People from different cultures may not seek alcoholism care from established hospitals and clinics because, among other reasons, they lack insurance, aren’t familiar with available resources and may face social stigmatization, according to Dr. Christopher Rogers and colleagues in the Los Angeles County Department of the Medical Examiner-Coroner.
“In the case of Spanish-speaking Latinos, an additional barrier to care is the lack of services in Spanish,” they write in the Journal of Forensic Sciences, online November 16.
The team reviewed records of deaths in unlicensed alcohol rehabilitation facilities in Los Angeles County between 2003-2014. Only facilities that kept people overnight were included. Although some facilities said they were affiliated with Alcoholics Anonymous (Alcoholicos Anonimos), facilities that implemented the 12-step program were excluded.
There were 42 deaths in 16 facilities, with up to 11 deaths in one. All decedents were male, with an average age of 44; 26 (67%) were born in Mexico, eight (19%) in El Salvador, six (14%) in Guatemala, and two (5%) in unknown locations.
On the first day after admission, about half died of acute alcohol intoxication. After that, decedents expired from a variety of causes, including alcohol withdrawal. Three cases were considered homicides due to restraint asphyxia.
The researchers say they have worked with the police and other Los Angeles County officials to try to prevent additional deaths in these unlicensed facilities, but “prevention has been difficult.”
Addiction experts expressed concerns about the findings.
Dr. Paul Rinaldi, director of the Addiction Institute of New York at Mount Sinai Icahn School of Medicine in New York City, told Reuters Health, “The article illustrates a truly horrendous set of circumstances. The authors refer to the centers as ‘treatment centers’ but there is no treatment happening at these facilities.”
“Instead,” he said by email, “these men are being mistreated and, in some cases, tortured.”

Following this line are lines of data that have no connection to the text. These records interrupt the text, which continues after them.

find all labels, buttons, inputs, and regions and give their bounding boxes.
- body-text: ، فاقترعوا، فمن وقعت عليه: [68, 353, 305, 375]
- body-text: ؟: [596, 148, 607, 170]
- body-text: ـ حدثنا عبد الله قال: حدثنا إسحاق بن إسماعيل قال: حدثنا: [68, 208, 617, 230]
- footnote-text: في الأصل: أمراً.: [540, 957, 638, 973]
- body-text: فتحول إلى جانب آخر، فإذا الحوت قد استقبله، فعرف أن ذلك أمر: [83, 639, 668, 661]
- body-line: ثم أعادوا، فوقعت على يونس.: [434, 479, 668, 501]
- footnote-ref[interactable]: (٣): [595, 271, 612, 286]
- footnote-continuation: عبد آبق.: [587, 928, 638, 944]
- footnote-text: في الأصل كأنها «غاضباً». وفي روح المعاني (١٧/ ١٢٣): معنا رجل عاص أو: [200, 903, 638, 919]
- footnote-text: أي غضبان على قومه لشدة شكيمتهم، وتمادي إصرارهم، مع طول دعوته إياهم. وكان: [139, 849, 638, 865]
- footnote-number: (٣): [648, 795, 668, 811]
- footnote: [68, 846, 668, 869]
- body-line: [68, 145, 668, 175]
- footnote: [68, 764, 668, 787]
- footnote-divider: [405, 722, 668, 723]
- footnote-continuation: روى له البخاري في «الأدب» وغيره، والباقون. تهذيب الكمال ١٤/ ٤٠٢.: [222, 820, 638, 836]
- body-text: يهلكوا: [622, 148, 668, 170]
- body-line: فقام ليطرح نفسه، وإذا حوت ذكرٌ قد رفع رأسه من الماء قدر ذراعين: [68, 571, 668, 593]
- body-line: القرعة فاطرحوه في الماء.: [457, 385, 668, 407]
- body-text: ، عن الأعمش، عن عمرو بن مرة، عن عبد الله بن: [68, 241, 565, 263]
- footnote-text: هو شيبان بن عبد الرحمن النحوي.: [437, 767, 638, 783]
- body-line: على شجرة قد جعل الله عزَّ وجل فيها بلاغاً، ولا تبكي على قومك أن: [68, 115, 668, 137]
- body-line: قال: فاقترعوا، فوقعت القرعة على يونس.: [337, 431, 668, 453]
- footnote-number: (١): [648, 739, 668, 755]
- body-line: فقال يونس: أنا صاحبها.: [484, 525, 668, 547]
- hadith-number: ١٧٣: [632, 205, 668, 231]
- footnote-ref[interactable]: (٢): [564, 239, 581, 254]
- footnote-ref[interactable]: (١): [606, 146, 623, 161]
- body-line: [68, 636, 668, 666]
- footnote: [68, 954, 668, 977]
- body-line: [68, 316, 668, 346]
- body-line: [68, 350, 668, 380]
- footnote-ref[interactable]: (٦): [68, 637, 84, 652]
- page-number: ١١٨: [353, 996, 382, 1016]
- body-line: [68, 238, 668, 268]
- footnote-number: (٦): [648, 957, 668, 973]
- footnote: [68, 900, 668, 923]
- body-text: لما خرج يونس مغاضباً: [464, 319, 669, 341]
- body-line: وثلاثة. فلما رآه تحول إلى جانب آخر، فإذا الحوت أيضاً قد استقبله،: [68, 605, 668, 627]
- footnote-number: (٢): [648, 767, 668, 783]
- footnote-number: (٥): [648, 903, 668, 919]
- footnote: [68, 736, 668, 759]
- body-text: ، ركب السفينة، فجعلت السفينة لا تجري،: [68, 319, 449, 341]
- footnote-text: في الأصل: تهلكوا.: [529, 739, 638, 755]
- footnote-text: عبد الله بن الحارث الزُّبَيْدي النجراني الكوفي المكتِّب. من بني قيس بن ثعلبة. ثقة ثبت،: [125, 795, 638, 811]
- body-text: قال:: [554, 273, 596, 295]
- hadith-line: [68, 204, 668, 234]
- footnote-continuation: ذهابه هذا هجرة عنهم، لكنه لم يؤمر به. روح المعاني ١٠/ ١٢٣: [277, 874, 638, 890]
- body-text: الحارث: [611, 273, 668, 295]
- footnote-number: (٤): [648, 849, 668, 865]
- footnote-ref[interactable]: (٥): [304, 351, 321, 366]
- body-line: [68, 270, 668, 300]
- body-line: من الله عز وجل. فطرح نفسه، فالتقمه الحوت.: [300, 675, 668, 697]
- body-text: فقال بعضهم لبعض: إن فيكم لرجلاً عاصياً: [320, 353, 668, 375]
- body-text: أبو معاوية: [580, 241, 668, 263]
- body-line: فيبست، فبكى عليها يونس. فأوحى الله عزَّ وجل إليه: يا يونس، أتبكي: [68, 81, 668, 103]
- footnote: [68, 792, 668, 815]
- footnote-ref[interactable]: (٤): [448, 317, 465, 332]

“Unfortunately, while this highlighted the issue in L.A., the same issues exist in N.Y. and likely other large cities that are home to immigrants – particularly those who are undocumented and particularly vulnerable.”

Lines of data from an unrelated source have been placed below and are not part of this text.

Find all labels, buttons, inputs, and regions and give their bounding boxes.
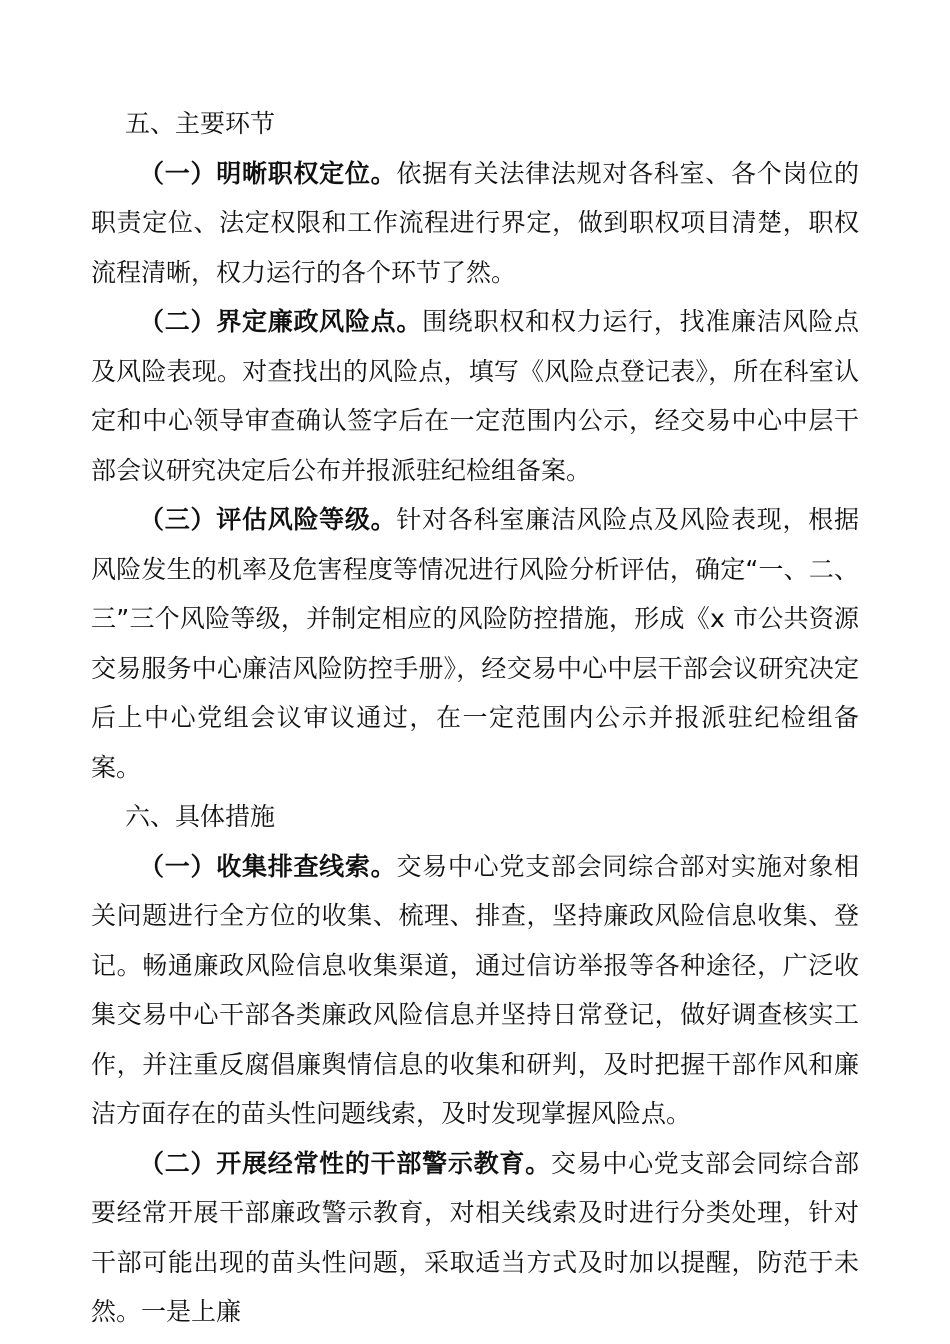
- paragraph-collect-clues: [91, 842, 859, 1139]
- paragraph-lead: （三）评估风险等级。: [139, 505, 397, 534]
- paragraph-assess-risk-levels: [91, 495, 859, 792]
- document-page: [91, 99, 859, 1337]
- paragraph-body: 针对各科室廉洁风险点及风险表现，根据风险发生的机率及危害程度等情况进行风险分析评估，确定“一、二、三”三个风险等级，并制定相应的风险防控措施，形成《x 市公共资源交易服务中心廉洁风险防控手册》，经交易中心中层干部会议研究决定后上中心党组会议审议通过，在一定范围内公示并报派驻纪检组备案。: [91, 505, 859, 782]
- paragraph-lead: （二）界定廉政风险点。: [139, 307, 423, 336]
- paragraph-body: 依据有关法律法规对各科室、各个岗位的职责定位、法定权限和工作流程进行界定，做到职权项目清楚，职权流程清晰，权力运行的各个环节了然。: [91, 158, 859, 287]
- paragraph-define-risk-points: [91, 297, 859, 495]
- paragraph-body: 交易中心党支部会同综合部要经常开展干部廉政警示教育，对相关线索及时进行分类处理，针对干部可能出现的苗头性问题，采取适当方式及时加以提醒，防范于未然。一是上廉: [91, 1148, 859, 1326]
- paragraph-lead: （二）开展经常性的干部警示教育。: [139, 1148, 551, 1178]
- paragraph-clarify-authority: [91, 149, 859, 298]
- section-heading-specific-measures: 六、具体措施: [125, 802, 276, 831]
- paragraph-lead: （一）明晰职权定位。: [139, 158, 397, 188]
- paragraph-body: 围绕职权和权力运行，找准廉洁风险点及风险表现。对查找出的风险点，填写《风险点登记表》，所在科室认定和中心领导审查确认签字后在一定范围内公示，经交易中心中层干部会议研究决定后公布并报派驻纪检组备案。: [91, 307, 859, 485]
- paragraph-warning-education: [91, 1139, 859, 1337]
- section-heading-main-links: 五、主要环节: [125, 109, 276, 138]
- paragraph-lead: （一）收集排查线索。: [139, 851, 397, 881]
- paragraph-body: 交易中心党支部会同综合部对实施对象相关问题进行全方位的收集、梳理、排查，坚持廉政风险信息收集、登记。畅通廉政风险信息收集渠道，通过信访举报等各种途径，广泛收集交易中心干部各类廉政风险信息并坚持日常登记，做好调查核实工作，并注重反腐倡廉舆情信息的收集和研判，及时把握干部作风和廉洁方面存在的苗头性问题线索，及时发现掌握风险点。: [91, 851, 859, 1128]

Dr. Rinaldi concluded, “In the discussion (section), one recommendation is that the court system should not refer clients to unlicensed facilities. It is stunning to me that anyone would be mandated to such facilities but it speaks to a dearth of treatment options for those who do not have medical insurance or money.”

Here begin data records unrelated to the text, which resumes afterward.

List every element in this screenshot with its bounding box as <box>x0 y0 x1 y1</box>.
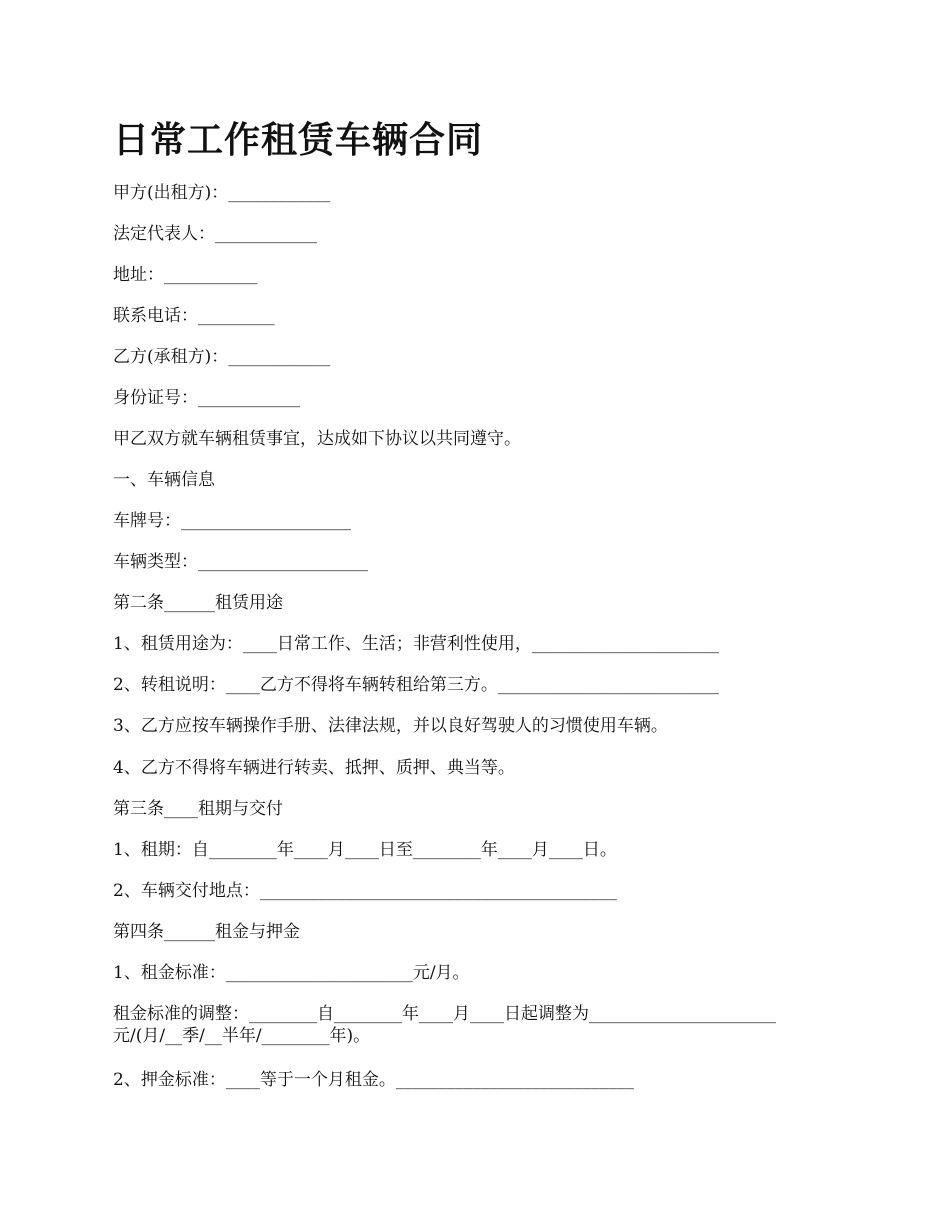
agreement-intro: 甲乙双方就车辆租赁事宜，达成如下协议以共同遵守。 <box>113 429 521 449</box>
article-2-heading: 第二条______租赁用途 <box>113 593 283 613</box>
article-3-heading: 第三条____租期与交付 <box>113 799 283 819</box>
article-3-clause-1: 1、租期：自________年____月____日至________年____月____日。 <box>113 840 617 860</box>
article-2-clause-2: 2、转租说明：____乙方不得将车辆转租给第三方。__________________________ <box>113 675 719 695</box>
party-a-line: 甲方(出租方)：____________ <box>113 183 331 203</box>
article-2-clause-4: 4、乙方不得将车辆进行转卖、抵押、质押、典当等。 <box>113 758 515 778</box>
vehicle-type-line: 车辆类型：____________________ <box>113 552 368 572</box>
article-4-clause-2: 2、押金标准：____等于一个月租金。____________________________ <box>113 1070 634 1090</box>
article-2-clause-3: 3、乙方应按车辆操作手册、法律法规，并以良好驾驶人的习惯使用车辆。 <box>113 716 668 736</box>
legal-rep-line: 法定代表人：____________ <box>113 224 317 244</box>
section-vehicle-info: 一、车辆信息 <box>113 470 215 490</box>
article-2-clause-1: 1、租赁用途为：____日常工作、生活；非营利性使用，______________________ <box>113 634 719 654</box>
article-4-clause-1: 1、租金标准：______________________元/月。 <box>113 963 470 983</box>
party-b-line: 乙方(承租方)：____________ <box>113 347 331 367</box>
article-4-heading: 第四条______租金与押金 <box>113 922 300 942</box>
plate-number-line: 车牌号：____________________ <box>113 511 351 531</box>
article-3-clause-2: 2、车辆交付地点：__________________________________________ <box>113 881 617 901</box>
rent-adjustment-paragraph: 租金标准的调整：________自________年____月____日起调整为______________________元/(月/__季/__半年/________年)。 <box>113 1004 776 1046</box>
id-number-line: 身份证号：____________ <box>113 388 300 408</box>
address-line: 地址：___________ <box>113 265 258 285</box>
phone-line: 联系电话：_________ <box>113 306 275 326</box>
document-title: 日常工作租赁车辆合同 <box>113 119 484 161</box>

Dr. Howard Samuels, founder of The Hills Treatment Center in Los Angeles, told Reuters Health, “Rarely is a ‘buyer beware’ situation so clear cut . . . as dealing with unlicensed addiction treatment. I know (from) my life experience as a recovering addict for 32 years and now a licensed addiction therapist – I have lived both sides of the issue.”
“I find it reprehensible to prey on people who are in such a vulnerable and risky position . . . There are good sound reasons for regulating treatment procedures and facilities – it’s sad, and frankly criminal, to see lives that might have been saved except for the lack of will and resources to support proper treatment for everyone,” he concluded.
Dr. Russell Surasky, an addiction specialist in Great Neck, New York, told Reuters Health, “It is not surprising for an ethnic population to seek care for addiction in a culturally compatible setting . . . The study points to the need for a number of protective measures.”
“First we must look at the fact that these events are likely under-reported and work to uncover them when and where they occur,” he said by email. “We must additionally seek a model that utilizes the evidence and experience of the mainstream addiction community and provides it in a setting (that) attracts and supports ethnic populations. Finally, we must monitor these facilities and be sure that only those licensed are permitted to operate.”
Dr. Surasky concluded, “The findings of this study are stunning and raise questions at multiple levels regarding the societal response to alcohol problems. The men in these unlicensed ‘pop up’ facilities are doubly stigmatized-both by alcoholism and by their immigrant status. We have always known that the fear of stigma is a significant barrier to treatment access. The handling of these men drives home how desperate some are to find care, even if it substandard.”
Dr. Laura A. Schmidt of the Clinical and Translational Science Institute at the University of California, San Francisco, told Reuters Health by email, “One implication of this study would be to create and publicize ‘safe havens’ for individuals with alcohol problems who are undocumented. Our goal should be to avoid driving these unlicensed treatment facilities underground, but rather, to do outreach and engagement that will provide safer environments for these men.”
Dr. Rogers did not respond to requests for a comment.